Indeed, the fact that you and your siblings grew up in the same household but had very different perceptions of your childhoods doesn’t necessarily indicate a problem.
“Children don’t have to be treated identically all the time to be treated fairly,” Sinclair-McBride stated. “Each individual has unique needs and experiences. If those needs were met with love and support, slight differences in treatment don’t have to be a cause for concern for parents or siblings.”
However, the reality is that you and your siblings have different impressions of your childhood, which might make your parents feel uneasy. That’s where open communication can help.
“Siblings should recognize and respect each other’s differences in how they perceive and relate to their parents,” Simon advised. “Siblings can learn to appreciate and value each other’s perspectives, even if they disagree.”
While these differences are natural and understandable, working through them can still be beneficial. Additionally, there may be some negative emotions that need to be addressed.

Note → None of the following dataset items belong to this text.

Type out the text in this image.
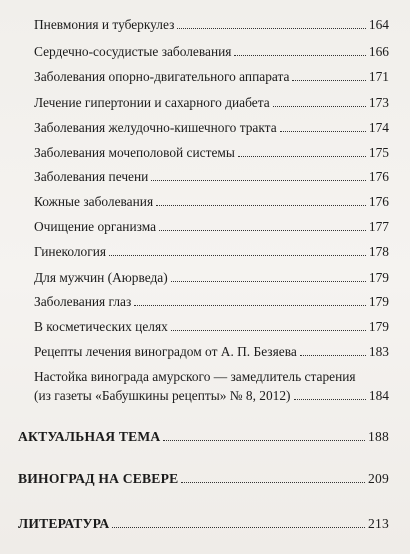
Пневмония и туберкулез	164
Сердечно-сосудистые заболевания	166
Заболевания опорно-двигательного аппарата	171
Лечение гипертонии и сахарного диабета	173
Заболевания желудочно-кишечного тракта	174
Заболевания мочеполовой системы	175
Заболевания печени	176
Кожные заболевания	176
Очищение организма	177
Гинекология	178
Для мужчин (Аюрведа)	179
Заболевания глаз	179
В косметических целях	179
Рецепты лечения виноградом от А. П. Безяева	183
Настойка винограда амурского — замедлитель старения
(из газеты «Бабушкины рецепты» № 8, 2012)	184
АКТУАЛЬНАЯ ТЕМА	188
ВИНОГРАД НА СЕВЕРЕ	209
ЛИТЕРАТУРА	213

“If one or more siblings feel that there was unfair or unequal treatment during their childhoods, discussing this together can significantly improve their relationships,” Sinclair-McBride said. “Allowing siblings the space to express their experiences without judgment and defensiveness can facilitate understanding and empathy. Attempting to change others’ perceptions of their experiences is a futile effort. Processing one’s own experiences can be healing.”
In conclusion, it’s essential to recognize that siblings may have different perceptions of their childhoods due to various factors, including birth order, family circumstances, parental emotional states, and individual personalities. These differences are natural and do not necessarily indicate a problem. However, openly discussing these differences and respecting each other’s perspectives can strengthen sibling relationships and promote understanding and empathy.